3 January 21, 2011, Kitch levied upon Bram’s personal and business bank accounts, representing that Bram owed $20,334.54 to her. On February 2, 2011, the trial court issued an intermediary order directing Kitch to return $5,000 to Bram. On February 15, 2011, Bram filed a fraud action against Kitch based on these facts and false representations. The fraud action was coordinated with the dissolution proceeding on March 24, 2011. Kaplan and K&S filed Bram’s confidential drug testing results without placing them under seal in order to harass and intimidate Bram. In July 2011, Kitch, Kaplan, and K&S testified that Kitch had created the revenue summary for Bram’s law firm from summaries of bills. Kaplan and K&S ultimately returned the invoices. Albaum and B&G also produced a copy of the invoices. On August 30, 2011, Kaplan and K&S substituted out as to the fraud action, and Kitch proceeded in the fraud action in pro per.

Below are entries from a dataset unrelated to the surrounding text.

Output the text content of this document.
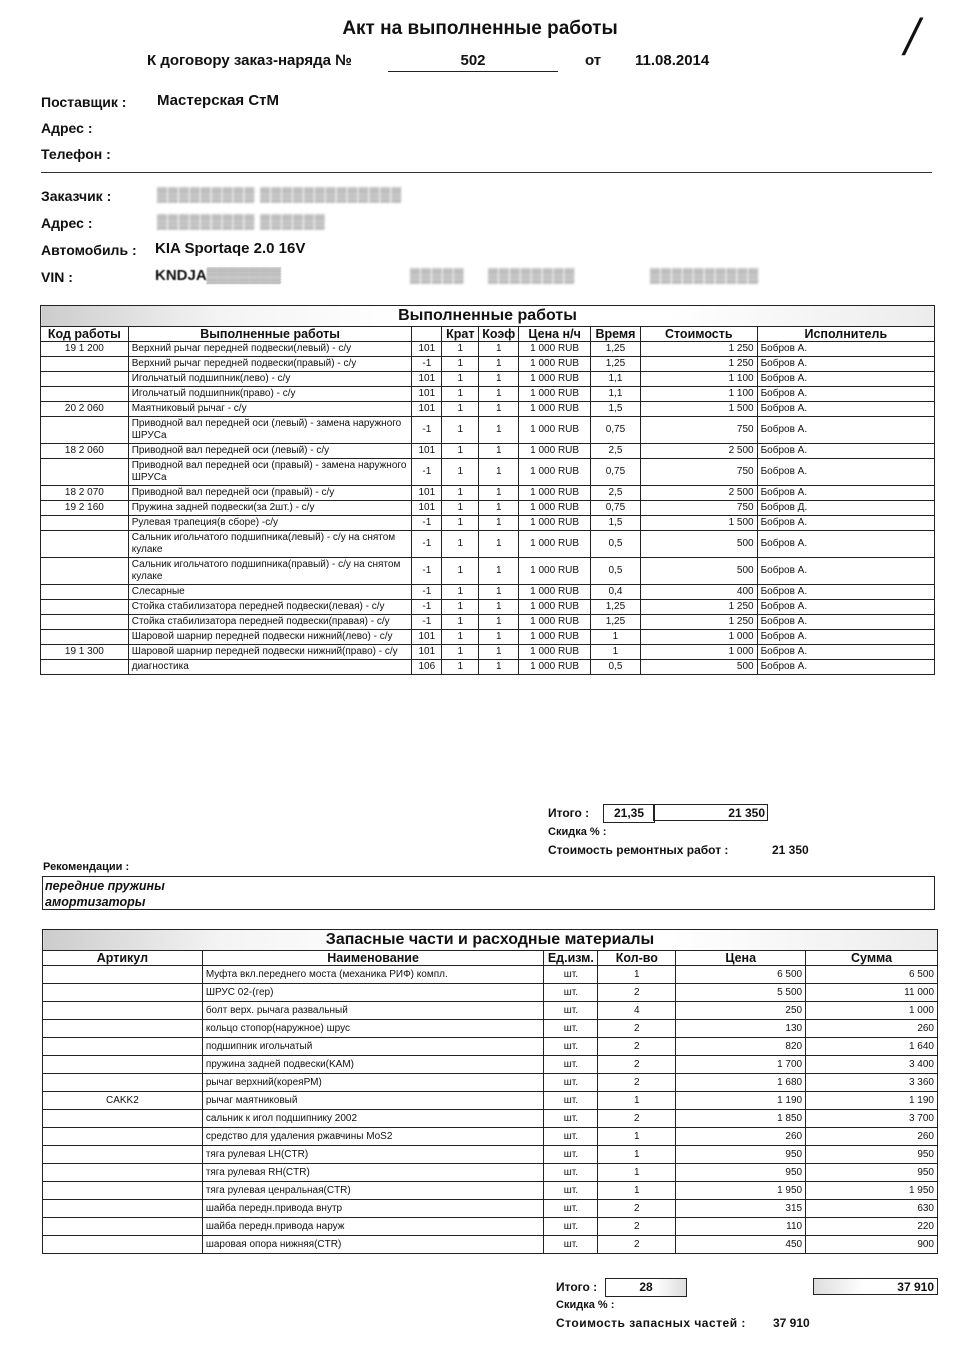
Акт на выполненные работы	/
К договору заказ-наряда №	502	от 11.08.2014
Поставщик : Мастерская СтМ
Адрес :
Телефон :
Заказчик :	▒▒▒▒▒▒▒▒▒ ▒▒▒▒▒▒▒▒▒▒▒▒▒
Адрес :	▒▒▒▒▒▒▒▒▒ ▒▒▒▒▒▒
Автомобиль : KIA Sportaqe 2.0 16V
VIN :	KNDJA▒▒▒▒▒▒▒	▒▒▒▒▒ ▒▒▒▒▒▒▒▒	▒▒▒▒▒▒▒▒▒▒
Выполненные работы								
Код работы	Выполненные работы		Крат	Коэф	Цена н/ч	Время	Стоимость	Исполнитель
19 1 200	Верхний рычаг передней подвески(левый) - с/у	101	1	1	1 000 RUB	1,25	1 250	Бобров А.
	Верхний рычаг передней подвески(правый) - с/у	-1	1	1	1 000 RUB	1,25	1 250	Бобров А.
	Игольчатый подшипник(лево) - с/у	101	1	1	1 000 RUB	1,1	1 100	Бобров А.
	Игольчатый подшипник(право) - с/у	101	1	1	1 000 RUB	1,1	1 100	Бобров А.
20 2 060	Маятниковый рычаг - с/у	101	1	1	1 000 RUB	1,5	1 500	Бобров А.
	Приводной вал передней оси (левый) - замена наружного ШРУСа	-1	1	1	1 000 RUB	0,75	750	Бобров А.
18 2 060	Приводной вал передней оси (левый) - с/у	101	1	1	1 000 RUB	2,5	2 500	Бобров А.
	Приводной вал передней оси (правый) - замена наружного ШРУСа	-1	1	1	1 000 RUB	0,75	750	Бобров А.
18 2 070	Приводной вал передней оси (правый) - с/у	101	1	1	1 000 RUB	2,5	2 500	Бобров А.
19 2 160	Пружина задней подвески(за 2шт.) - с/у	101	1	1	1 000 RUB	0,75	750	Бобров Д.
	Рулевая трапеция(в сборе) -с/у	-1	1	1	1 000 RUB	1,5	1 500	Бобров А.
	Сальник игольчатого подшипника(левый) - с/у на снятом кулаке	-1	1	1	1 000 RUB	0,5	500	Бобров А.
	Сальник игольчатого подшипника(правый) - с/у на снятом кулаке	-1	1	1	1 000 RUB	0,5	500	Бобров А.
	Слесарные	-1	1	1	1 000 RUB	0,4	400	Бобров А.
	Стойка стабилизатора передней подвески(левая) - с/у	-1	1	1	1 000 RUB	1,25	1 250	Бобров А.
	Стойка стабилизатора передней подвески(правая) - с/у	-1	1	1	1 000 RUB	1,25	1 250	Бобров А.
	Шаровой шарнир передней подвески нижний(лево) - с/у	101	1	1	1 000 RUB	1	1 000	Бобров А.
19 1 300	Шаровой шарнир передней подвески нижний(право) - с/у	101	1	1	1 000 RUB	1	1 000	Бобров А.
	диагностика	106	1	1	1 000 RUB	0,5	500	Бобров А.
Итого :	21,35	21 350
Скидка % :
Стоимость ремонтных работ :	21 350
Рекомендации :
передние пружины
амортизаторы
Запасные части и расходные материалы					
Артикул	Наименование	Ед.изм.	Кол-во	Цена	Сумма
	Муфта вкл.переднего моста (механика РИФ) компл.	шт.	1	6 500	6 500
	ШРУС 02-(гер)	шт.	2	5 500	11 000
	болт верх. рычага развальный	шт.	4	250	1 000
	кольцо стопор(наружное) шрус	шт.	2	130	260
	подшипник игольчатый	шт.	2	820	1 640
	пружина задней подвески(KAM)	шт.	2	1 700	3 400
	рычаг верхний(кореяРМ)	шт.	2	1 680	3 360
CAKK2	рычаг маятниковый	шт.	1	1 190	1 190
	сальник к игол подшипнику 2002	шт.	2	1 850	3 700
	средство для удаления ржавчины MoS2	шт.	1	260	260
	тяга рулевая LH(CTR)	шт.	1	950	950
	тяга рулевая RH(CTR)	шт.	1	950	950
	тяга рулевая ценральная(CTR)	шт.	1	1 950	1 950
	шайба передн.привода внутр	шт.	2	315	630
	шайба передн.привода наруж	шт.	2	110	220
	шаровая опора нижняя(CTR)	шт.	2	450	900
Итого :	28	37 910
Скидка % :
Стоимость запасных частей : 37 910
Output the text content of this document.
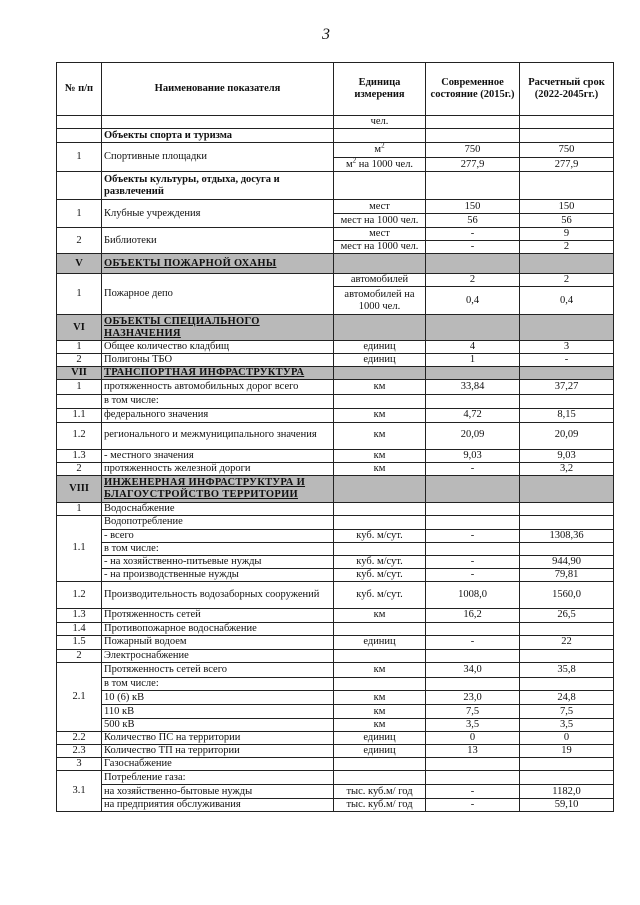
3
№ п/п	Наименование показателя	Единица измерения	Современное состояние (2015г.)	Расчетный срок (2022-2045гг.)
		чел.		
	Объекты спорта и туризма			
1	Спортивные площадки	$м^2$	750	750
		$м^2$ на 1000 чел.	277,9	277,9
	Объекты культуры, отдыха, досуга и развлечений			
1	Клубные учреждения	мест	150	150
		мест на 1000 чел.	56	56
2	Библиотеки	мест	-	9
		мест на 1000 чел.	-	2
V	ОБЪЕКТЫ ПОЖАРНОЙ ОХАНЫ			
1	Пожарное депо	автомобилей	2	2
		автомобилей на 1000 чел.	0,4	0,4
VI	ОБЪЕКТЫ СПЕЦИАЛЬНОГО НАЗНАЧЕНИЯ			
1	Общее количество кладбищ	единиц	4	3
2	Полигоны ТБО	единиц	1	-
VII	ТРАНСПОРТНАЯ ИНФРАСТРУКТУРА			
1	протяженность автомобильных дорог всего	км	33,84	37,27
	в том числе:			
1.1	федерального значения	км	4,72	8,15
1.2	регионального и межмуниципального значения	км	20,09	20,09
1.3	- местного значения	км	9,03	9,03
2	протяженность железной дороги	км	-	3,2
VIII	ИНЖЕНЕРНАЯ ИНФРАСТРУКТУРА И БЛАГОУСТРОЙСТВО ТЕРРИТОРИИ			
1	Водоснабжение			
1.1	Водопотребление			
	- всего	куб. м/сут.	-	1308,36
	в том числе:			
	- на хозяйственно-питьевые нужды	куб. м/сут.	-	944,90
	- на производственные нужды	куб. м/сут.	-	79,81
1.2	Производительность водозаборных сооружений	куб. м/сут.	1008,0	1560,0
1.3	Протяженность сетей	км	16,2	26,5
1.4	Противопожарное водоснабжение			
1.5	Пожарный водоем	единиц	-	22
2	Электроснабжение			
2.1	Протяженность сетей всего	км	34,0	35,8
	в том числе:			
	10 (6) кВ	км	23,0	24,8
	110 кВ	км	7,5	7,5
	500 кВ	км	3,5	3,5
2.2	Количество ПС на территории	единиц	0	0
2.3	Количество ТП на территории	единиц	13	19
3	Газоснабжение			
3.1	Потребление газа:			
	на хозяйственно-бытовые нужды	тыс. куб.м/ год	-	1182,0
	на предприятия обслуживания	тыс. куб.м/ год	-	59,10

Income and expense statements that Kitch filed in December 2011 misrepresented Kitch’s expenses and assets. She stated that she owed Kaplan and K&S more than $269,428. In January 2012, Kitch filed a claim with the California Department of Child Support Services (DCSS) alleging child support arrearages of $131,238.50. She acknowledged that she had taken the funds but claimed she and Bram agreed that she could have those funds if something went wrong, and Bram owed child support in addition to the funds that she took. Bram’s driver’s license and license to practice law were eventually suspended as a result of the claim made to DCSS. As of February 29, 2012, Kitch had incurred $328,924.13 in attorney fees owed to Kaplan and K&S, of which $59,496.13 had been paid. Kitch exhausted Bram’s separate property funds on April 1, 2012. On April 6, 2012, Kaplan and K&S agreed to waive all legal fees due and owing as part of a settlement agreement between Bram and Kitch entered into on the record before the trial court. However, Kaplan and K&S received Bram’s separate property funds or other funds to which he had a claim with full knowledge of Bram’s claims, because as of April 25, 2012, Kitch owed nothing to

4 Kaplan or K&S. On June 1, 2012, Bram dismissed the fraud action against Kitch without prejudice. As a result of Kitch’s misconduct, she should have disgorged her entire salary for the period of her employment in the amount of $205,600, which defendants knew or reasonably should have known. Kitch denies any repayment obligation and reneged on agreements to return misappropriated funds. As a result, Bram had to borrow on credit cards, his credit rating dropped, and he was unable to secure financing.